The three-bedroom house has hardwood flooring throughout, and the kitchen comes with custom cabinets and stainless steel appliances.

The house, which would normally go for $350,000, was sold to Bonacasa for $200,000, Baisch said. He and his employees at Landmark Properties donated $50,000 to Bonacasa.

“I never had to serve,” said Baisch, 61, of Port Jefferson, whose uncle served in World War I and whose father served in World War II. “This has been kind of my way of paying it back.”

The second house, next door to Bonacasa’s, was sold for $250,000 to Megan Johnson and Joshua Johnson, who served in Iraq, Afghanistan and Kuwait as part of Air Force’s security police.

“To be here and see the magnitude of love and appreciation, and generosity, is, honestly, just — it blows you away,” said Megan Johnson, who grew up in the neighborhood.
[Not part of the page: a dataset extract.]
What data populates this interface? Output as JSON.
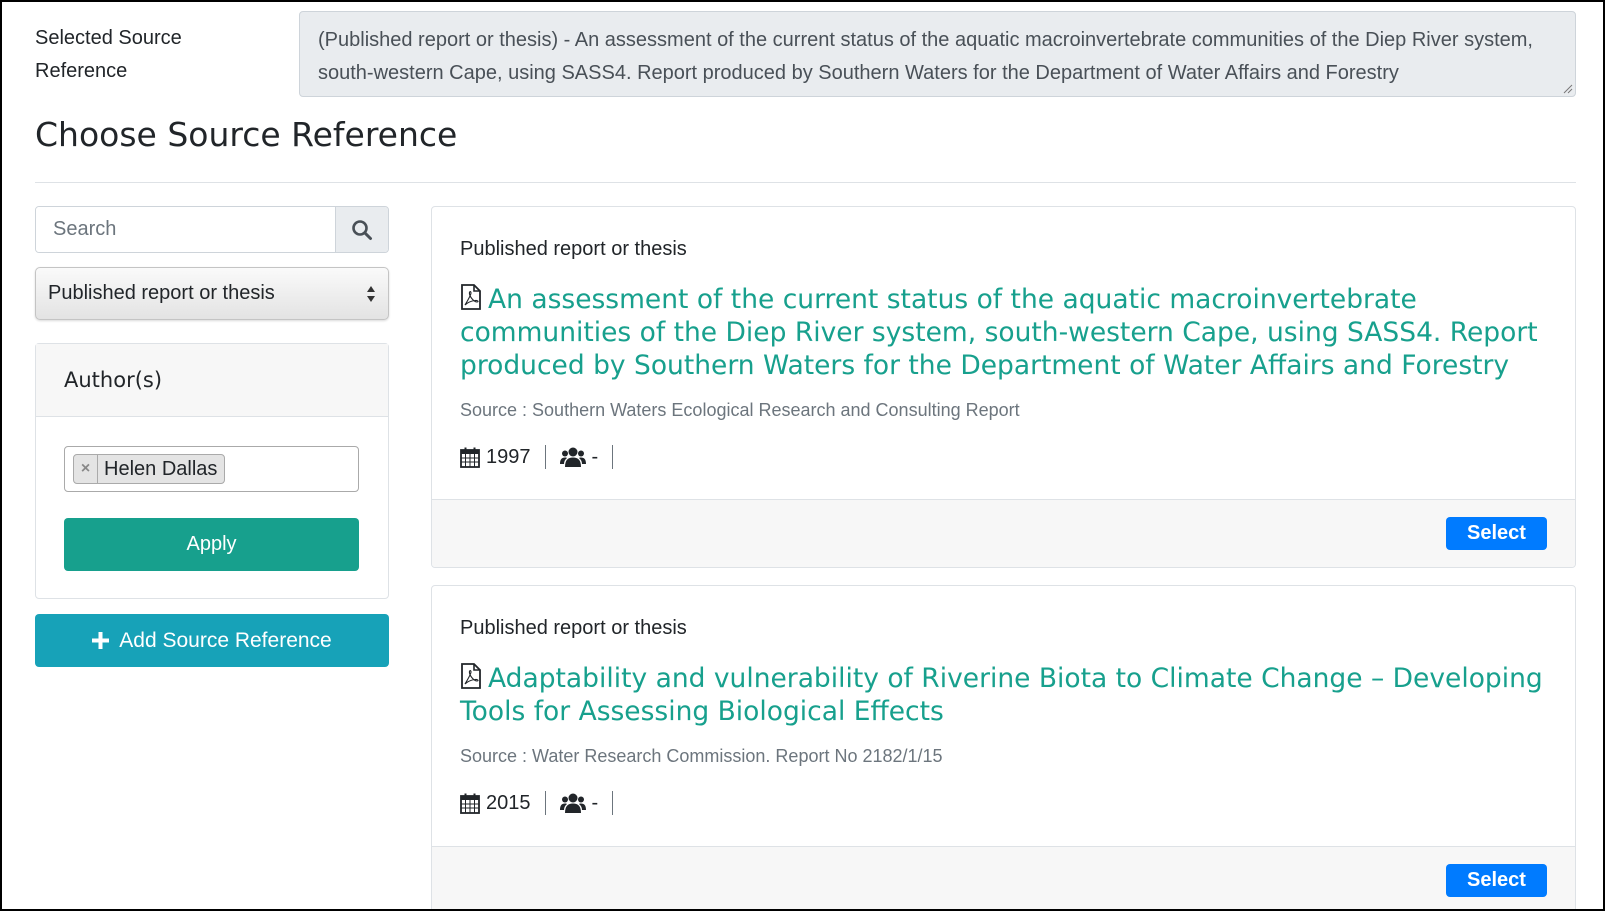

The steep discounts were made possible by a group of people — county and town governments, private industry and neighbors — working together toward a common goal, Baisch said.

Only one house could’ve been built on the lot of 72½ feet by 100 feet, Baisch said. Suffolk county and the Town of Brookhaven agreed to allow two houses to go up, and the neighbors did not object, Baisch said. They came out in support of the idea.

More than 30 subcontractors who work with Baisch also donated material and services. In the four years that Baisch has been building homes for returning veterans, he has built a total of 10 houses so far.

“Our subcontractors constantly give on these projects,” Baisch said. “So, to them, I owe an incredible debt of gratitude.”